Sostenida en un guión sorprendente, El origen posibilita una multiplicidad de lecturas desde el punto de vista narrativo. En tanto cinta de la industria hollywoodense, sin embargo, un análisis de ese tipo dejaría de lado lo esencial: sus implicaciones ideológicas. Se impone otro abordaje, entonces: sus cuatro niveles –realidad, sueño, sueño dentro del sueño y limbo– pueden utilizarse para entender las motivaciones de la película, sin olvidar la preocupación central de Nolan, de Following (1998) a El origen: la imposibilidad de distinguir ilusión de realidad, la escasa fiabilidad de nuestros instrumentos de percepción (conciencia y memoria).
En una escena significativa, Cobb (un notable Leonardo DiCaprio) explica a Ariadne (Ellen Page): «Al principio no estaba mal sentirse como dioses. El problema era saber que nada de aquello era real». El plural se refiere a Cobb y Mal (Marion Cotillard), pareja que habitó, durante medio siglo, el llamado limbo (sueño dentro de sueño dentro de sueño). La frase puede colocarse en un contexto más amplio: «Ser modernos es encontrarnos en un entorno que nos promete aventuras, poder, alegría, crecimiento, transformación de nosotros y del mundo y que, al mismo tiempo, amenaza con destruir todo lo que tenemos, todo lo que sabemos, todo lo que somos» (Marshall Berman, Todo lo sólido se desvanece en el aire, 1982). La posmodernidad no ha hecho más que radicalizar esa experiencia: para hacer más eficiente la evaporación, lo antes sólido (lo estamental, le llamó Marx) es ahora líquido. En la era de los capitales financieros (las palabras de Cobb son imaginables en boca de un corredor de Wall Street luego del crack bursátil de 2008) nada está a salvo: nuestras ideas pueden ser extraídas mientras dormimos.
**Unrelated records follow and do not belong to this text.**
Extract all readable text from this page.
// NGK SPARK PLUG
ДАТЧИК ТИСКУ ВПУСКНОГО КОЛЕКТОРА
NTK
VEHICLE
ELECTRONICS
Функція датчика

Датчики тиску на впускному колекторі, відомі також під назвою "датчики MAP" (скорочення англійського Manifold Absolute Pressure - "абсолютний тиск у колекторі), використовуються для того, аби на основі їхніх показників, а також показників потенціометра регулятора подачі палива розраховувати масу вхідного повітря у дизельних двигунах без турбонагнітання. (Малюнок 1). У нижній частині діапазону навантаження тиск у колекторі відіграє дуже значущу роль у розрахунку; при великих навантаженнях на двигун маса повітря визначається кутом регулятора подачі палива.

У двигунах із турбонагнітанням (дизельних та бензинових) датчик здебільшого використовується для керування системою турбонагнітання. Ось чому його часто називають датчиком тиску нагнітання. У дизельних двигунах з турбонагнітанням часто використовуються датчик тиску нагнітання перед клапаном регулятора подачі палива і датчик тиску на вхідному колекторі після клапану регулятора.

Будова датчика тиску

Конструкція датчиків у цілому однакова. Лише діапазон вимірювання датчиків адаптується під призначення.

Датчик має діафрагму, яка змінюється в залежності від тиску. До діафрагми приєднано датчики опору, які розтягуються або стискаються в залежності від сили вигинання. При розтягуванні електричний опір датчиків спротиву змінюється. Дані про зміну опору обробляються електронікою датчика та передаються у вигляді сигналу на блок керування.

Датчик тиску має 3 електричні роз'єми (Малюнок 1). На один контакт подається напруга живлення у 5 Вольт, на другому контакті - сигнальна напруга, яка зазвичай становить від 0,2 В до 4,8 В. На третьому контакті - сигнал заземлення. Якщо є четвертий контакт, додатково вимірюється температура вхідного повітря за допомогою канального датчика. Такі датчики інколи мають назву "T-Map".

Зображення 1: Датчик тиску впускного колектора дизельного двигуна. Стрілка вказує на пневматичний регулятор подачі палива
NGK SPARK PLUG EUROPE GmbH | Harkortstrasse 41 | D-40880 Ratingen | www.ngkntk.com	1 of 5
Pero ese sistema de precariedad no puede funcionar sin un suplemento ideológico. Después de todo, ¿qué es una implantación (posible traducción de Inception) sino el objetivo de toda maquinaria ideológica? Alguien nos convence de que una idea es nuestra, cuando en realidad ha sido originada por sus futuros beneficiarios. Siguiendo una tradición de la industria, Nolan ha construido un complejo entramado –los niveles del filme funcionan como géneros cinematográficos (ciencia ficción, criminal, acción, fantasía)– para, en última instancia, mostrar a un hombre que busca refundar su familia, luego de la muerte de su esposa. Slavoj Žižek ha escrito que «en un producto típico de Hollywood, todo, del destino de los caballeros de la Mesa Redonda a asteroides impactándose en la Tierra, pasando por la Revolución de Octubre, es traspuesto en una narrativa edípica» (In Defense of Lost Causes, 2008). El pensador esloveno propone, entonces, analizar esos filmes desde la lógica de los sueños. Pero ¿y si la película se plantea como un conjunto de sueños, incluso como sueños dentro de sueños?
Nolan demuestra una conciencia sorprendente de sus procedimientos. En última instancia, ¿no es el cine una «fábrica de sueños», es decir, un soporte de la maquinaria ideológica? El origen está poblada de referencias intertextuales, plenamente señaladas por la crítica, pero jamás se postula como un pastiche. Por el contrario, opera como una obra autoconsciente: el cine es un sueño compartido, una industria de ilusiones, una herramienta indispensable de la implantación.
El británico asume, entonces, que el director de cine es un agente en el amplio sentido. Alter ego de su creador, Cobb no puede ver el rostro de sus hijos, no puede encararlos. El núcleo de El origen es la culpa. Ariadne, arquitecta que simboliza la figura del terapeuta, es un guiño a la mitología: quien ayuda a Teseo a salir del laberinto. Así, guiará a Cobb para que pueda recordar (volver a mirar) el rostro de sus hijos (en un final menos abierto de lo que parece). Nolan ha demostrado que se puede triunfar en la taquilla sin despreciar la inteligencia del espectador. Expiada la culpa, resta saber si en su próxima cinta será capaz de encararnos.